Noutra, as palavras “desenho branco”, grafadas duas vezes e com a primeira e a última letras alongadas, deixam o protagonismo para o traço. Certa vez, recorda-se, declarou que “se o artista tem alguma função é melhorar a qualidade das descobertas”. “A arte tensiona o que a gente sabe o que não sabe”, e dessa reflexão surgiu “O que não sei”, as palavras em meio a linhas retas e retângulos colados ao papel. Mais adiante, o espectador encontra um espelho de papel em que sua imagem pode ser refletida apenas nas três minúsculas esferas que o compõem - ou nem nelas.

A questão da tridimensionalidade vem de sua gênese artística, na virada para os anos 1970. Já em suas aulas no Museu de Arte Moderna, com Ivan Serpa, em 1964, e na primeira exposição individual, no mesmo MAM, em 1973, quando passou a chamar a atenção da crítica, o jovem Waltercio desenhava a terceira dimensão. O que poderá ser comprovado no livro Os Desenhos (Bei Editora), com texto de Lorenzo Mammì sobre a importância do desenho na produção de Waltercio, a ser lançado durante o período da exposição.

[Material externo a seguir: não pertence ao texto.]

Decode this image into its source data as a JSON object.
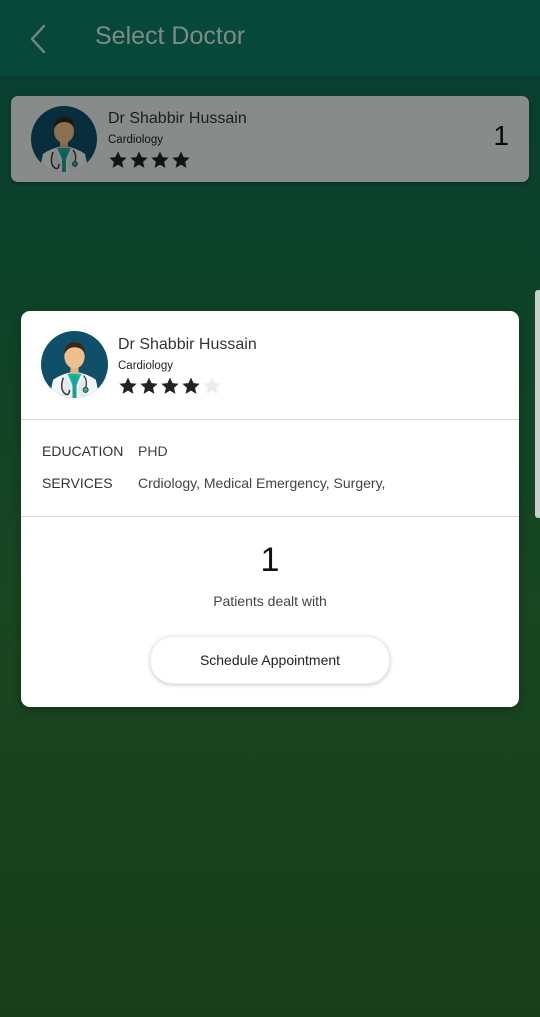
{
  "header": {
    "title": "Select Doctor",
    "back_icon": "chevron-left-icon"
  },
  "doctor_list": [
    {
      "name": "Dr Shabbir Hussain",
      "specialty": "Cardiology",
      "rating": 4,
      "rating_max": 5,
      "count": "1"
    }
  ],
  "doctor_details": {
    "name": "Dr Shabbir Hussain",
    "specialty": "Cardiology",
    "rating": 4,
    "rating_max": 5,
    "education_label": "EDUCATION",
    "education_value": "PHD",
    "services_label": "SERVICES",
    "services_value": "Crdiology, Medical Emergency, Surgery,",
    "patients_count": "1",
    "patients_label": "Patients dealt with",
    "schedule_button": "Schedule Appointment"
  },
  "colors": {
    "star_filled": "#222222",
    "star_empty": "#ececec",
    "avatar_bg": "#0f4f6a"
  }
}
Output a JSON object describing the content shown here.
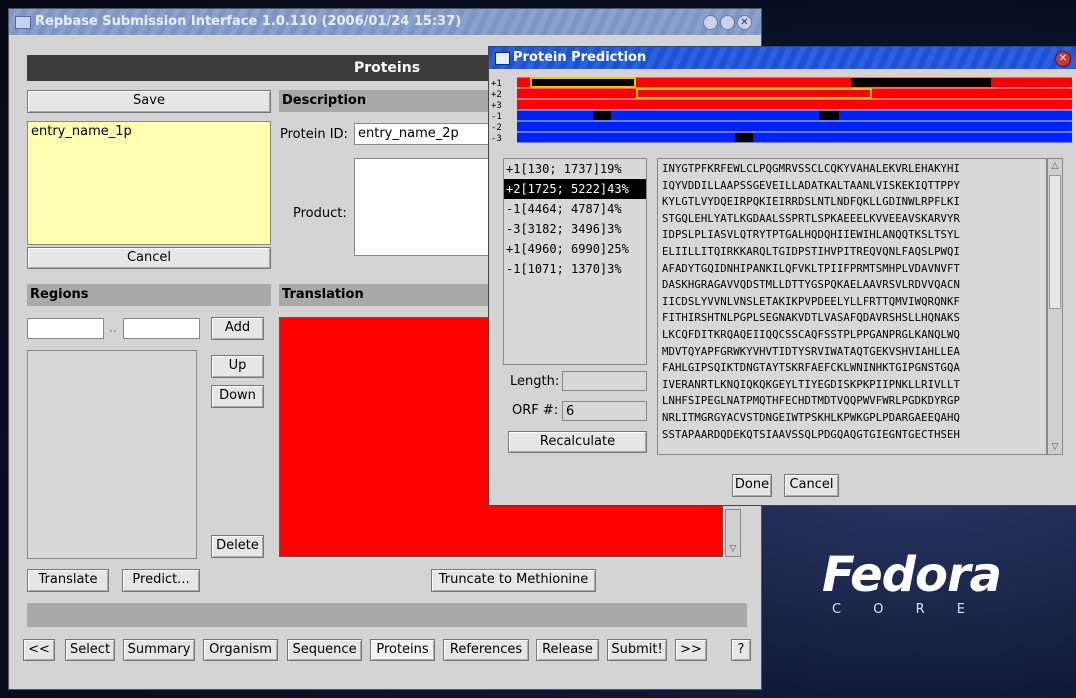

“Não quero fazer filosofia com o desenho, mas que ele filosofe, pense a seu respeito”, disse. “O desenho aqui se transforma em traço, e não o contrário. Uso as dobras, as esferas, as palavras, as cores, sempre pensando o espaço. Com esse material, poderiam ser feitas várias exposições, estabelecendo relações diferentes entre as obras. A soma é maior do que as partes.”